ZFIN ID: ZDB-PUB-110713-36
Spatiotemporal Expression of Bone Morphogenetic Protein Family Ligands and Receptors in the Zebrafish Ovary: A Potential Paracrine-Signaling Mechanism for Oocyte-Follicle Cell Communication
Li, C.W., and Ge, W.
Date: 2011
Source: Biology of reproduction   85(5): 977-86 (Journal)
Registered Authors: Ge, Wei
Keywords: follicular development, ovary, zebrafish, BMP, bone morphogenetic proteins
MeSH Terms:
  • Animals
  • Bone Morphogenetic Protein 2/metabolism
  • Bone Morphogenetic Protein 4/metabolism
  • Bone Morphogenetic Protein Receptors/metabolism*
  • Cell Communication/physiology*
  • Cells, Cultured
  • Female
  • Ligands
  • Models, Animal
  • Oocytes/cytology*
  • Oocytes/physiology
  • Ovarian Follicle/cytology*
  • Ovarian Follicle/physiology
  • Ovary/metabolism*
  • Paracrine Communication/physiology*
  • Phosphorylation
  • Phylogeny
  • Smad Proteins/metabolism
  • Tissue Distribution
  • Zebrafish/metabolism*
  • Zebrafish Proteins/metabolism
PubMed: 21734261 Full text @ Biol. Reprod.
The bone morphogenetic proteins (BMPs), originally identified by their abilities to induce bone and/or cartilage formation, have been reported to be involved in various growth and differentiation processes including reproduction. While mammalian models are more frequently used to study the BMP system in reproduction, we have extended the study to the zebrafish, an excellent model for studying female reproduction in teleosts. RT-PCR analysis revealed the expression of the Bmp ligands (bmp2a, bmp2b, bmp4, bmp6, and bmp7a) and the type-II Bmp receptors (bmpr2a and bmpr2b) in various tissues including the ovary. Spatiotemporal distribution of these Bmp ligands and receptors in the ovary was then investigated in this study.
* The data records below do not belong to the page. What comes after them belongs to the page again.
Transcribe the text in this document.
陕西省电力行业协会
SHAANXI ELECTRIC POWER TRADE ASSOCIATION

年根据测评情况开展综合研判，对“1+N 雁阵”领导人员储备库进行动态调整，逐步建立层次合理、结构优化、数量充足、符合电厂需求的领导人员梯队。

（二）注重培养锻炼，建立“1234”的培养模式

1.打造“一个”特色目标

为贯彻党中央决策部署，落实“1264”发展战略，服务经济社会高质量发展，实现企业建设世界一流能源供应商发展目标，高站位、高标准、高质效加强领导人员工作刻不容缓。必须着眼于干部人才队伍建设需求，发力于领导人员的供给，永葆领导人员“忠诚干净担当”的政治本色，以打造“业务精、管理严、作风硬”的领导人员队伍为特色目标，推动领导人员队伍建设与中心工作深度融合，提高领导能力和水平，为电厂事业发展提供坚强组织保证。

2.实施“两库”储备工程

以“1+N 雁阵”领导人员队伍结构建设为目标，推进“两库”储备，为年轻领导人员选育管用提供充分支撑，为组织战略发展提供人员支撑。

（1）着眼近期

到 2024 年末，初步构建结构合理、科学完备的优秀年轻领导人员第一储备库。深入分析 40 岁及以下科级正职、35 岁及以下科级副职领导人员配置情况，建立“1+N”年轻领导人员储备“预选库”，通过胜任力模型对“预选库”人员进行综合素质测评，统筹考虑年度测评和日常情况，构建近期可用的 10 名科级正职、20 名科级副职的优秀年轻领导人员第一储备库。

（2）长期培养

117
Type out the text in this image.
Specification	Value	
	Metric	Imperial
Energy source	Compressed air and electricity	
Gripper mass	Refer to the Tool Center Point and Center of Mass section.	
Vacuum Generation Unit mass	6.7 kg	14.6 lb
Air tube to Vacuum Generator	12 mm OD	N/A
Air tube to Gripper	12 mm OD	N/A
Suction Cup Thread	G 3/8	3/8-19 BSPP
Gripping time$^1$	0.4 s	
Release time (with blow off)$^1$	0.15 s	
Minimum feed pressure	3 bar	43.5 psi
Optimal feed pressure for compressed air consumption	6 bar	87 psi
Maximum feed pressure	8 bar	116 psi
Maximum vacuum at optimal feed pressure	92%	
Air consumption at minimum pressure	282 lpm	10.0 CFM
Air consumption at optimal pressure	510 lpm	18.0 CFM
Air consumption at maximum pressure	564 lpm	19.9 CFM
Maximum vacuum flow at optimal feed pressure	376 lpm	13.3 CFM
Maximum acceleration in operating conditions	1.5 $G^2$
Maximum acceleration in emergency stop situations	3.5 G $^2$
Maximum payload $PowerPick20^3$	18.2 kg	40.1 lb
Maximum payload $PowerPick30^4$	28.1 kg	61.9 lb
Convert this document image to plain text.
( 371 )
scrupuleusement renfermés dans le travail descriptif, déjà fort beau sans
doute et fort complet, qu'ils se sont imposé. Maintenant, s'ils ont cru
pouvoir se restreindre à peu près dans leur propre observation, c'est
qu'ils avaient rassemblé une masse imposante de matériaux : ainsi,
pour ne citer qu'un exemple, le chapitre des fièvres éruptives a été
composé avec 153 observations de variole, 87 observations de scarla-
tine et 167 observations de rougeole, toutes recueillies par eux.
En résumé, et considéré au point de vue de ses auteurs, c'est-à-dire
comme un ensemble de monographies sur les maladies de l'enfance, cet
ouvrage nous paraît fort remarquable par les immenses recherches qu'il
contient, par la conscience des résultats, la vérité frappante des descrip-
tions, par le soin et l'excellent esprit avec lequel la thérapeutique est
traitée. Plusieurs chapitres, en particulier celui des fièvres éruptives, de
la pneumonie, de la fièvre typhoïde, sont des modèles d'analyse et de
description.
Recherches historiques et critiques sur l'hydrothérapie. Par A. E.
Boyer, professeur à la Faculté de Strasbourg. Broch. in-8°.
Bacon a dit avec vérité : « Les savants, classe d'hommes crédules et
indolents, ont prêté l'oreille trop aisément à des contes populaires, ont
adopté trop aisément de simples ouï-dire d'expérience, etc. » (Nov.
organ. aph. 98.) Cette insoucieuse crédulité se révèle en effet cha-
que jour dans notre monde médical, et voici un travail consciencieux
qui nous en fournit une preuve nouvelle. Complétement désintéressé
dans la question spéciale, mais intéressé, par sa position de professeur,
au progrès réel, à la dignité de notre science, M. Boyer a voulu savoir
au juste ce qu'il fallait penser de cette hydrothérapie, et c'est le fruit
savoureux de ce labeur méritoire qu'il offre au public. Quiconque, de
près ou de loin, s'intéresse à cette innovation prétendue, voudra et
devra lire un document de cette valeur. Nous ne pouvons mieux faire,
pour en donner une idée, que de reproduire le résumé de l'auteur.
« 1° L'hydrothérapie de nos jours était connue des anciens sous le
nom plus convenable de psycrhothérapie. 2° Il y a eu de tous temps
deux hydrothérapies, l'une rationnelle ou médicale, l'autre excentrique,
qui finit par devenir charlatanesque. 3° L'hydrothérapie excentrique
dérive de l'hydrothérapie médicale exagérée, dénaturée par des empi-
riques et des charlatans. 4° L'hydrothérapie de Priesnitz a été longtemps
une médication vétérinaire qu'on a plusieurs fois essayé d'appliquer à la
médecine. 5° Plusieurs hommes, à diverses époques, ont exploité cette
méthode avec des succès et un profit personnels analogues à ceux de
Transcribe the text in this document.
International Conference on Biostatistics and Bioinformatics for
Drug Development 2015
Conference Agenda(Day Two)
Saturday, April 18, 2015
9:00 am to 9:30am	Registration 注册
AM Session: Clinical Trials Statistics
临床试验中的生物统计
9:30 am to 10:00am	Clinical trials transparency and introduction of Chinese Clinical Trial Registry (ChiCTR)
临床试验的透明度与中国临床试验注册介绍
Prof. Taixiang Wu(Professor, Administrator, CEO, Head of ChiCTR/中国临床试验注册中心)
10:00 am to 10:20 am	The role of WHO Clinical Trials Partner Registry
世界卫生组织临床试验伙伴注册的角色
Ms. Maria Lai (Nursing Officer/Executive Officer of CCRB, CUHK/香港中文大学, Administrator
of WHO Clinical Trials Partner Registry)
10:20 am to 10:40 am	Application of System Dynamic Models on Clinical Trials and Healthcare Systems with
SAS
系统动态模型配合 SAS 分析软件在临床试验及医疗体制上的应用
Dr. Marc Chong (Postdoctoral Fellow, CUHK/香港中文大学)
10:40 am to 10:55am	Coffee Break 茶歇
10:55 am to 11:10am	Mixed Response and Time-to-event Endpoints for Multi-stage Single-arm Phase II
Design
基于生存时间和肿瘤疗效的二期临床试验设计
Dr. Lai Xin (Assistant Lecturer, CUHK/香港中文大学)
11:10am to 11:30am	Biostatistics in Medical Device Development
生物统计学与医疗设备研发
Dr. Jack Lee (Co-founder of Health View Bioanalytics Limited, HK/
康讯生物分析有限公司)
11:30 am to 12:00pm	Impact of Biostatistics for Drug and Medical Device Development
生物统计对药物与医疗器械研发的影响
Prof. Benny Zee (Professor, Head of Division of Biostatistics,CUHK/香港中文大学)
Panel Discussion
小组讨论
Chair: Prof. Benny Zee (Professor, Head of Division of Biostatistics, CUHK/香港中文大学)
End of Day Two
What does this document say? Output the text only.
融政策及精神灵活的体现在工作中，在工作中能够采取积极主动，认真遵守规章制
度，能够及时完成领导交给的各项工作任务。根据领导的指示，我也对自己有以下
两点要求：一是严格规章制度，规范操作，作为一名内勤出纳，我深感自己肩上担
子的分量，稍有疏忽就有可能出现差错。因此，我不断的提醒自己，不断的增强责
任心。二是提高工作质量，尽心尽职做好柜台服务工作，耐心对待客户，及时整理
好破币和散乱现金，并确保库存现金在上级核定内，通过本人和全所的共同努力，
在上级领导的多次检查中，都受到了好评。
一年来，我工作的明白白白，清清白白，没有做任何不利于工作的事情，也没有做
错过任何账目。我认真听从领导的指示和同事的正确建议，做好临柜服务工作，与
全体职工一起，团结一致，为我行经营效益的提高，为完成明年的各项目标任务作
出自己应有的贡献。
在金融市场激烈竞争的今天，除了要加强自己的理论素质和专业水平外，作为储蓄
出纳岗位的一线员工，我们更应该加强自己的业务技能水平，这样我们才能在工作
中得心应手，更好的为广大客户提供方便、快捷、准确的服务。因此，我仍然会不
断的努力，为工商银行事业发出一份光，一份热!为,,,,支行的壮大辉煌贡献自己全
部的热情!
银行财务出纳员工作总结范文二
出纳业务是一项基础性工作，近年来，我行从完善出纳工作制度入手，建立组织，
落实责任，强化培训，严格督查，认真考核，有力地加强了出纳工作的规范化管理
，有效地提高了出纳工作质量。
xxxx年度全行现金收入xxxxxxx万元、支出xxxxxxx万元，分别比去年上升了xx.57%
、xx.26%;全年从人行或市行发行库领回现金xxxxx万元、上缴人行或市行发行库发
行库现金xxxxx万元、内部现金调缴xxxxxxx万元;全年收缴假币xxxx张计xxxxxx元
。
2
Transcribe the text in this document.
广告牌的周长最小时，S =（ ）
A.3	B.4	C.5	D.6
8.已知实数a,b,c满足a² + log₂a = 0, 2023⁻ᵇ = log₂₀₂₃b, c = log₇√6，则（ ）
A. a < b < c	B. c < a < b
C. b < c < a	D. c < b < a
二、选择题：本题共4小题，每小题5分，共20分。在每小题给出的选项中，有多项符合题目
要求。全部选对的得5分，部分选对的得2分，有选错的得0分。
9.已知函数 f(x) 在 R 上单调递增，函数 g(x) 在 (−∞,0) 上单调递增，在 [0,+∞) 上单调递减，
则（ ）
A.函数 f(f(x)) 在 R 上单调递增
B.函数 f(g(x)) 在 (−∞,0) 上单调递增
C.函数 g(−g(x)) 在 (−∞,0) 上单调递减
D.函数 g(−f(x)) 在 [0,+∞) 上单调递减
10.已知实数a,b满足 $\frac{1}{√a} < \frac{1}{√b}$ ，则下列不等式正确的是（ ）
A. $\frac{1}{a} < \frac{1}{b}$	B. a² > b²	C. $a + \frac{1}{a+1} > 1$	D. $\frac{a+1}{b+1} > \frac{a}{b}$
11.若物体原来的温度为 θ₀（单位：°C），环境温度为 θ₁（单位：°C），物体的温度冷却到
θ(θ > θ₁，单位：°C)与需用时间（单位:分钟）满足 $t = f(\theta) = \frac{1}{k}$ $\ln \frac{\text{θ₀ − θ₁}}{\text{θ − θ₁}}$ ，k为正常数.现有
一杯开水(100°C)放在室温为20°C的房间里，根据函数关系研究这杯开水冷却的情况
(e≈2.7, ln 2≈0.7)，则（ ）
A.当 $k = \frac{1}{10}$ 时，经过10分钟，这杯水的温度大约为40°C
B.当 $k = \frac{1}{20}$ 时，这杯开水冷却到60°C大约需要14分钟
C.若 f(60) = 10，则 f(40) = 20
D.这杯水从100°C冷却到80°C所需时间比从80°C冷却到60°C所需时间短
RT-PCR on isolated follicle layers and denuded oocytes demonstrated that all Bmp ligands examined were exclusively or abundantly expressed in the oocyte while the two receptors were expressed exclusively in the follicle layers, strongly suggesting a potential paracrine signaling from the oocyte towards the follicle layer by various Bmp ligands. This supports the current view that instead of being passively controlled and nurtured by the follicle layer for its growth and development, the oocyte may play an active role by releasing various growth differentiation factors to regulate follicle layer function. Quantitative analysis of temporal expression profiles during folliculogenesis revealed an increased expression of bmp2a, bmp2b, bmp4, and bmp6 from primary growth (PG, Stage I) to previtellogenic (PV, Stage II) stage followed by steady declines towards the end of folliculogenesis when the follicles became fully grown. On the contrast, the BMP receptors (bmpr2a and bmpr2b) consistently showed an increase in expression during folliculogenesis with the peak levels reached at the full-grown stage (FG) prior to final oocyte maturation. The spatiotemporal expression patterns of the Bmp family in the zebrafish follicles provide important insights into potential roles of Bmps during follicle development as oocyte-derived factors. Further experiment using recombinant zebrafish Bmp4 showed that Bmp4 had an inhibitory effect on spontaneous but not 17alpha, 20beta-dihydroxy-4-pregnen-3-one (DHP)-induced oocyte maturation in vitro.